Six years down, eight months to go
Updated: 2011-12-13 07:41
By Guan Xiaomeng (China Daily)
(L to R) Chinese Olympic gymnastics team champion Yang Yilin, Lord Sebastian Coe, president of the organizing committee of the London 2012 Olympic and Paralympic Games, Chinese Paralympian Lin Furong and UK Ambassador to China Sebastian Wood pose on bicycles in front of the embassy in Beijing December 11, 2011. Coe launched the "Olympic bicycles" initiative in Beijing, designed to encourage embassy staff to take a low-carbon approach to traveling around the city for official business.[Photo by Zou Hong / China Daily] Click to watch the related video
BEIJING - One of the busiest men in sports took time to visit Beijing last weekend.
He liked what he saw.
Sebastian Coe, Chairman of the London Organizing Committee for the Olympic Games (LOCOG), met some of China's Olympians as their preparations to visit his home country reach a fevered pitch.
Wandering around the training compound of the State General Administration of Sport on Saturday afternoon, the 55-year-old Olympic 1,500 meter champion in 1980 and 1984 still cut an athletic figure in a dark wool overcoat.

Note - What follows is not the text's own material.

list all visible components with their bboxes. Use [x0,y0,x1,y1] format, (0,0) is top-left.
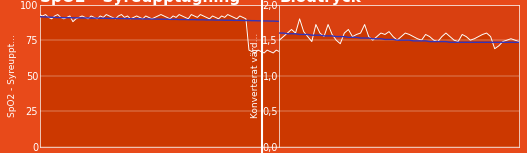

On Sunday, Coe attended the International Paralympic Committee (IPC) General Assembly and launched the "Olympic bicycles" at the British embassy to promote a green Olympics.
After finding a 64-photo Wall of Fame featuring Chinese world and Olympic gymnastics champions, Coa challenged head coach Huang Yubing to enlarge it in London.
"But don't take all the gymnastics golds away," he said.
He later met a group of Olympic and world champion gymnasts, including multiple world ring champion and captain Chen Yibing.
"Welcome, all of you, to London," said Coe. "We have lots of gymnastics fans in Britain, and you will be great draw there."
Coe said one of his goals is for the London Games to be athlete-centered.
"We have built the best athletes' village for you - athletes are always the most important people," he said.
A track star in his own right, Coe searched for Liu Xiang's footprint on the marble walk of fame leading to the swimming training site.
He paused at the print, calling it "the fastest foot".
"I have met him and he is this tall", he said, raising his arm to approximate the 110m-hurdler's 1.90 meter height. "He is famous in Britain, and we look forward to watching him run."
Alongside the swimming pool, Coe waved to world champion Zhang Lin and Jiao Liuyang, who were busy training. He refused to ask the swimmers to welcome him on the deck because he did not want to disturb them.
But Zhang and Jiao, still wet, came anyway. Asked whether they have been to the newly opened London Aquatics Centre, Jiao said no, though he has seen the medals for the Games.
"I know you want the gold ones, but please, leave some for others," Coe said.
It wasn't Coe's first visit to Beijing. He recalled when he and his two sons visited the Forbidden City during the 2008 Olympics and one of the boys got blisters on his feet in a pair of new but uncomfortable shoes.
"A woman offered him a bandage and asked for nothing in return but a photo of my children and hers," Coe said. "That is also Olympics.
"Each average day during the past years for me has been busy but I am happy to see people like you are serious about the London Games. It will be even a greater honor for me to organize a successful Olympics than being an Olympic champion, because it is for all people."
Headaches like traffic and security haven't discouraged Coe.
He said it's common for host cities, and the only solution is to do the best possible job under the circumstances.
He pointed to the host's successful navigation of trying circumstances in August, when several events including the world badminton championships were going on during the London riots.
"You can see that everything went well with the test events and the IOC meeting in London when we were under some unexpected conditions," he said.
Coe said the six years since London won the bid have been hard work. So, what does he have planned for his post-Games vacation?
"I haven't thought of that. Now is now," he said.